You can see that what happens is that the power emitted actually increases as $M$ decreases. At the same time, the rate at which the mass decreases also increases.
So as the black hole gets less massive, the rate at which it gets less massive increases rapidly and hence the power it emits increases very, very rapidly.
By solving this differential equation it can be shown that the time to evaporate to nothing is given by
$$ t = 8.4\times10^{-17} M^3\ \text{s},$$
so for example a 100 tonne black hole would evaporate in $8.4 \times10^{-2}\ \text{s}$, emitting approximately $E = Mc^2 = 9\times 10^{21}$ joules of energy as it does so – equivalent to more than a million megatons of TNT. I guess you could call this an explosion!
This will be the fate of all evaporating black holes, but most will take a very long time to get to this stage (even supposing they do not accrete any matter).

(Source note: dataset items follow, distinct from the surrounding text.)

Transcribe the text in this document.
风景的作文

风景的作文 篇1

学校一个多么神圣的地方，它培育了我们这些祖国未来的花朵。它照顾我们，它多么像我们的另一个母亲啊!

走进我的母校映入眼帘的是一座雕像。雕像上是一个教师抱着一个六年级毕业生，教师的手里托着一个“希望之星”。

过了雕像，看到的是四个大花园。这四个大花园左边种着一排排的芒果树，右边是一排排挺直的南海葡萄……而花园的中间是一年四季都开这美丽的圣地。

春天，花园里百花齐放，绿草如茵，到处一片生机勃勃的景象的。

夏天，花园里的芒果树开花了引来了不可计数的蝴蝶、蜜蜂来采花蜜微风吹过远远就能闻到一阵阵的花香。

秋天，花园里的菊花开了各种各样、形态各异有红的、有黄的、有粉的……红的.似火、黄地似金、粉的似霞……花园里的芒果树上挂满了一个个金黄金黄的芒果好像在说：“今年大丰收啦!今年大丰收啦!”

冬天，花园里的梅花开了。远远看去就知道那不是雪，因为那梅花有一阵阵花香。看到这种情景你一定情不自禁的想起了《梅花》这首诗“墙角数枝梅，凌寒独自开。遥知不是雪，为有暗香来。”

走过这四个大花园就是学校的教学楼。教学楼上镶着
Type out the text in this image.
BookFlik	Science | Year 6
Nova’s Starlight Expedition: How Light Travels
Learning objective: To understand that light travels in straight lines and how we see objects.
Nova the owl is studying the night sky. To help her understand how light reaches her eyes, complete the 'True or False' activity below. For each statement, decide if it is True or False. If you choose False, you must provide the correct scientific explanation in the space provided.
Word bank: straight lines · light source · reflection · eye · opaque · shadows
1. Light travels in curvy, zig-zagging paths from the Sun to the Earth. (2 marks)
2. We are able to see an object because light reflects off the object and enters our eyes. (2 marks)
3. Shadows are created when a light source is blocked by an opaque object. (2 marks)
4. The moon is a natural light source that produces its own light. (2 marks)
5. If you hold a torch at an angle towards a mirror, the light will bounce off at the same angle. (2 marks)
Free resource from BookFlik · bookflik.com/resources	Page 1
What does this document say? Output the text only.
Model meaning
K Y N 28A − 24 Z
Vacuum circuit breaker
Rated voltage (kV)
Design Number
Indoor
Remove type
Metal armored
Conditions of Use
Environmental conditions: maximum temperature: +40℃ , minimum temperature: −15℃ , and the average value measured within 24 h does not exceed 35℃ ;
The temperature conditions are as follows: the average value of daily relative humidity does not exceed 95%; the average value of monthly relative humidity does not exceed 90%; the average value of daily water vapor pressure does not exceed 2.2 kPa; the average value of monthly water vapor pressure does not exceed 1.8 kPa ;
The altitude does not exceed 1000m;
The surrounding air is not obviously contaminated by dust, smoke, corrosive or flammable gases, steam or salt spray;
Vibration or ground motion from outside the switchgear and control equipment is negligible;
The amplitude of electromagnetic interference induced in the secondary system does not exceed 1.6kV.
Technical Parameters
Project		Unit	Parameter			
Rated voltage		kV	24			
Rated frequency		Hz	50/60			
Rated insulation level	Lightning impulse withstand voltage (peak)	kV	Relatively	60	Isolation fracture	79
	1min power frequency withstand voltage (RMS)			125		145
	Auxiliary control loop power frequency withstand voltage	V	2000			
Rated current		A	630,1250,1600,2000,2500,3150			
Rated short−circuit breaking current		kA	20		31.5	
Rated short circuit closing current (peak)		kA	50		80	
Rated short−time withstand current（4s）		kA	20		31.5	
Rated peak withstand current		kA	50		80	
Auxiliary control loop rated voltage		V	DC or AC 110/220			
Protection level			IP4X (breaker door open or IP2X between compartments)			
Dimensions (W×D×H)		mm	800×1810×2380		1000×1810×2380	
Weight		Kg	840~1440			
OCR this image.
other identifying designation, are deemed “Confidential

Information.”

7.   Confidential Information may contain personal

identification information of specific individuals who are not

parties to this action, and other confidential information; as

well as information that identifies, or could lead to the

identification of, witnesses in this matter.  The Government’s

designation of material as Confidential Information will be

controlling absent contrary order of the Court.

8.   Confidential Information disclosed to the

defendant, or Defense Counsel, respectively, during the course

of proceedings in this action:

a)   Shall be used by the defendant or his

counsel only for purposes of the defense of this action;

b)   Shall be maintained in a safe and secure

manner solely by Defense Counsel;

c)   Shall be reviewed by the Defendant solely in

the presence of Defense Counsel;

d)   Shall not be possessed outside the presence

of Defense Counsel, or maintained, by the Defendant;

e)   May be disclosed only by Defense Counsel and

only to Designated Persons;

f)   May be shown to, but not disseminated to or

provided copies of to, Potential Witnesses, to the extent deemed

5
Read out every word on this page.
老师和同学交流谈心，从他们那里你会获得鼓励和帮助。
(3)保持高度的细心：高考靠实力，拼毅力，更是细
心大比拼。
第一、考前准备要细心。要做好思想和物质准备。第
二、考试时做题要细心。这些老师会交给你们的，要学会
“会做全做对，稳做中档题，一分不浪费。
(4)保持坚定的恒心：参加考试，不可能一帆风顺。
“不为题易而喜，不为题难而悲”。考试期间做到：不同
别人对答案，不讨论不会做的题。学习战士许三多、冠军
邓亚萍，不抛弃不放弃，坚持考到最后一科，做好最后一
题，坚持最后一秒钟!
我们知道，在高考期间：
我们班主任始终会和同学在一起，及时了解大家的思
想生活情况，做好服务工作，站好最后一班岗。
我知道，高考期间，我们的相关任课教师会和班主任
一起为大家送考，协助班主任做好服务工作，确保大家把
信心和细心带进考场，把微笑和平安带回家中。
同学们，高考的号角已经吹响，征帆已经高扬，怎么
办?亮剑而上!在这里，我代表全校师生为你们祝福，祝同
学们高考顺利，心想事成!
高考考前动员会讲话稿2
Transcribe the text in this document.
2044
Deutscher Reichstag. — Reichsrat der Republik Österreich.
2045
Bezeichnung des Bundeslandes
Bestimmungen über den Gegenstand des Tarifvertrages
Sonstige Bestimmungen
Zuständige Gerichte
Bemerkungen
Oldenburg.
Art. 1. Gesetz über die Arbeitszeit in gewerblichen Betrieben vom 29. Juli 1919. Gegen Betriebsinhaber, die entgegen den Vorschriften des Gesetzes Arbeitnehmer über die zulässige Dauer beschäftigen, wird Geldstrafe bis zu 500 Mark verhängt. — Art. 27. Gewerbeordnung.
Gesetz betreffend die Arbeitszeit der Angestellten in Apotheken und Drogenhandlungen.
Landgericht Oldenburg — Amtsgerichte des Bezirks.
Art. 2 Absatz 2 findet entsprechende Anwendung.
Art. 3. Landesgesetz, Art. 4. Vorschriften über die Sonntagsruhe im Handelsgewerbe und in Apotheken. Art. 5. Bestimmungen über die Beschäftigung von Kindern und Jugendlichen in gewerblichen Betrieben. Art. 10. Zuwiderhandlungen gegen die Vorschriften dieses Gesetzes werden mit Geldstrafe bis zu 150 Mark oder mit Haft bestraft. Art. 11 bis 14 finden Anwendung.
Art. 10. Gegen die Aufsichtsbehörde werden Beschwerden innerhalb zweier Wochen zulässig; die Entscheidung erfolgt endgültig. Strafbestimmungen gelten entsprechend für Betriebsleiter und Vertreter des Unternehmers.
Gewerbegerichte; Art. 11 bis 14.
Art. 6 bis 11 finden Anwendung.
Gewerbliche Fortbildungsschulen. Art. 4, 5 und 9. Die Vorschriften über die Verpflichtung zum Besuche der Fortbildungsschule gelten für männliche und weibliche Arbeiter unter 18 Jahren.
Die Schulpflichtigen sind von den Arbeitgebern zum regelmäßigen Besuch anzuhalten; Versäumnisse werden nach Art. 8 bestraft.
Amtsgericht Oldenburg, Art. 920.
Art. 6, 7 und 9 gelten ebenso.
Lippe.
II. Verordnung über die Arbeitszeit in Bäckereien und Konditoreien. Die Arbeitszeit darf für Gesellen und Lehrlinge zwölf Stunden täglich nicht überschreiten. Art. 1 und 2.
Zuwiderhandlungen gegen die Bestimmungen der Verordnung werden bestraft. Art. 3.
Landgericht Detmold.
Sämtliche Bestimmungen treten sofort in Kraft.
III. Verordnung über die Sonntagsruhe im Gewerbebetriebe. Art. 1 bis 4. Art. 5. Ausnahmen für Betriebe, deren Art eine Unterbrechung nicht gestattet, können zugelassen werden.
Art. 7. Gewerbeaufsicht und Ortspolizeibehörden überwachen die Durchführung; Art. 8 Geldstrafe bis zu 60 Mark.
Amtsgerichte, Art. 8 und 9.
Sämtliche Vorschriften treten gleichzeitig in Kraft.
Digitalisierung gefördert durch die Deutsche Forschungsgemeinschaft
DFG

The evaporation time is only less than the age of the universe for $M < $ a few $10^{11}\ \text{kg}$. A 1 solar mass black hole takes $2\times10^{67}$ years to evaporate.
EDIT: The Hawking radiation temperature is given by
$$ kT = \frac{\hbar c^3}{8 \pi GM}.$$
Unless the temperature is well above the ambient temperature (at a minimum the cosmic microwave background temperature), the black hole will always absorb more energy than it radiates, and get bigger. i.e. to evaporate
$$ \frac{\hbar c^3}{8 \pi GM} > kT_{\rm ambient}$$
$$ M < \frac{1.2\times10^{23}}{T_{\rm ambient}}\ {\rm kg}$$
Therefore unless I've made a mistake, this proviso is of no practical importance other than for evaporating black holes (i.e. those with $M<10^{11}$ kg) in the early universe.
The temperature of a black hole goes as its evaporation timescale as $t_{\rm evap}^{-1/3}$. The temperature of the early, radiation-dominated, universe scales as $t^{-1/2}$. Thus it appears to be the case that at some point in the past, a black hole that might have had an evaporation timescale shorter than the age of the universe is incapable of doing so.